Whether or not their space ships are meaningfully more advanced than ours is unclear, but if they aren't - yet can still be used to go from one part of a solar system to another, we're looking at fuel production on the scale of a space program. Arising from three space stations. Rather than an entire planet.
@@slyseal2091no? theres like no gravity wells now, so space travel is super easy
mankind persists
Isn't the lore that literally everything disappeared except for the ships/stations.
But now there are blood moons in the middle of nowhere, almost literally.
And that's it.
All other planets, moons, stars, interplanetary debris, asteroids, gas clouds, EVERYTHING is gone, every individual atom of reality, disappeared.
All except for the fading echo of starlight, their suns all long gone.
Just the ghost of long-gone stars, and these few damn blood ocean moons.
The game says that only star and planets dissapeared as far i know
Isac arthur viewers be like:
Short your onto me
@@Slormpington well, I'm sure that will all that blood around, you can make some sort of decent drink and snack and start contemplating building a birch world around a black hole.
Exposed!
That edit of the cat eating the stars and planets was so unexpectedly hilarious I had to like the video immediately 🤣🤣
I will say this, while yes it is ultimately survivable, you would need to somehow reach a point of being able to harvest all of these materials before you go extinct. And even if you somehow did create a sustainable living situation, you and all your descendants are now living in an endless empty void. Pretty bleak imo.
(Also is interstellar travel even possible for the people in the game? Travelling around, harvesting asteroids and moons would take so long so that's important too.)
If we can't solve our irl planet's hunger problems I don't think a few thousands of people stranded in space would fare any better my dude...
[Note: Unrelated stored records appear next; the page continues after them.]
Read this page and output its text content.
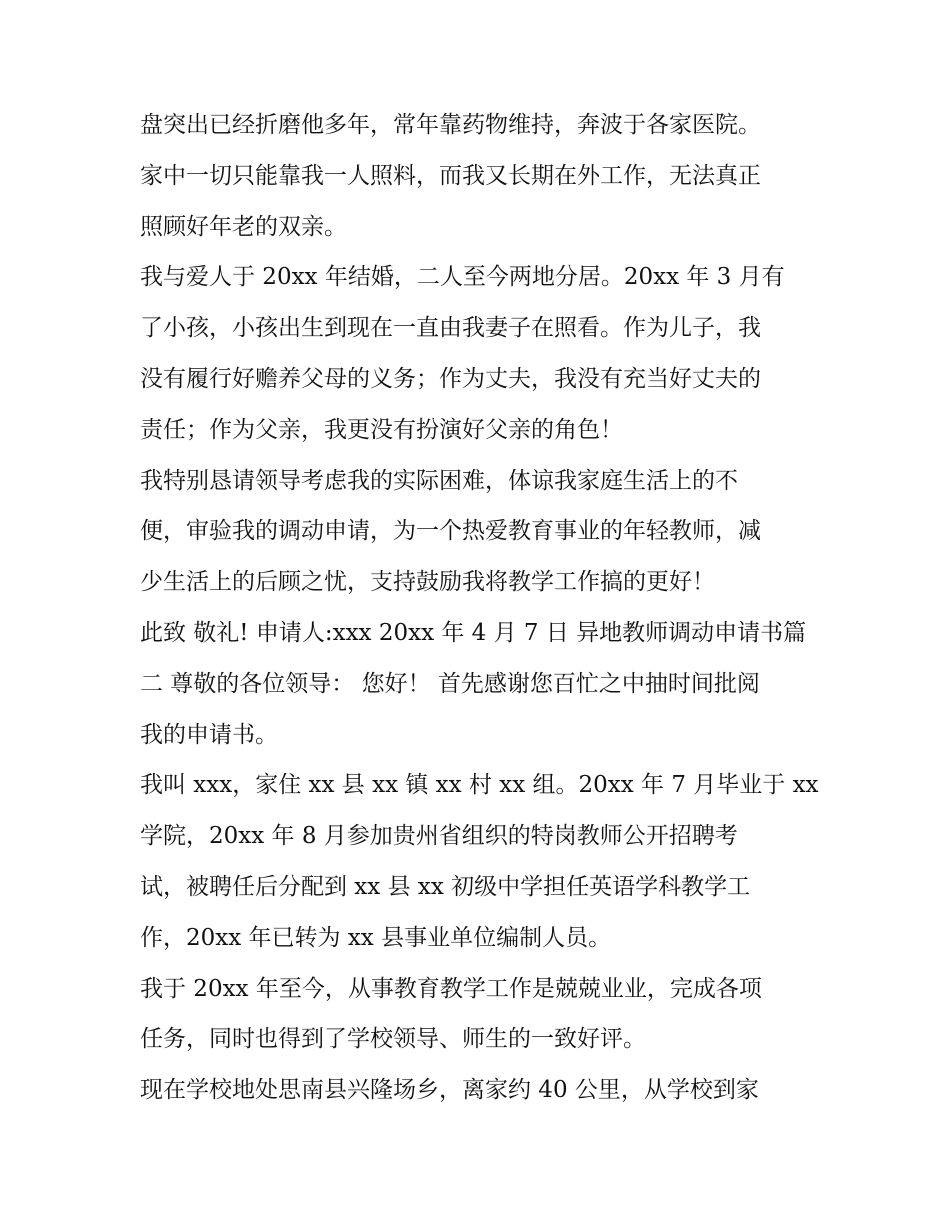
盘突出已经折磨他多年，常年靠药物维持，奔波于各家医院。
家中一切只能靠我一人照料，而我又长期在外工作，无法真正
照顾好年老的双亲。
我与爱人于 20xx 年结婚，二人至今两地分居。20xx 年 3 月有
了小孩，小孩出生到现在一直由我妻子在照看。作为儿子，我
没有履行好赡养父母的义务；作为丈夫，我没有充当好丈夫的
责任；作为父亲，我更没有扮演好父亲的角色！
我特别恳请领导考虑我的实际困难，体谅我家庭生活上的不
便，审验我的调动申请，为一个热爱教育事业的年轻教师，减
少生活上的后顾之忧，支持鼓励我将教学工作搞的更好！
此致 敬礼! 申请人:xxx 20xx 年 4 月 7 日 异地教师调动申请书篇
二 尊敬的各位领导： 您好！ 首先感谢您百忙之中抽时间批阅
我的申请书。
我叫 xxx，家住 xx 县 xx 镇 xx 村 xx 组。20xx 年 7 月毕业于 xx
学院，20xx 年 8 月参加贵州省组织的特岗教师公开招聘考
试，被聘任后分配到 xx 县 xx 初级中学担任英语学科教学工
作，20xx 年已转为 xx 县事业单位编制人员。
我于 20xx 年至今，从事教育教学工作是兢兢业业，完成各项
任务，同时也得到了学校领导、师生的一致好评。
现在学校地处思南县兴隆场乡，离家约 40 公里，从学校到家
They're far far into the future. With technology anythings possible pretty much
The real problem with world hunger is actually the distribution, not the lack of food; we can actually feed all of humanity multiple times over, given our current food production.
The only reason there are people even starving right now is because food is not making it to their plates, either because they're paywalled from accessing food, or the infrastructure for sustainable feeding is absent in some areas.
It's more logistical problems. Heck we can and would be able to feed everyone but logistical chains in some areas are pretty shit, and money is still needed since nobody will do anything if they just pay you food and water. Human vices will still be a thing as long as human exists.
The problem is logistics, and people.
did you even watch the video
We make more than enough food for everyone; our hunger problems just come from supply chain issues and artificial scarcity.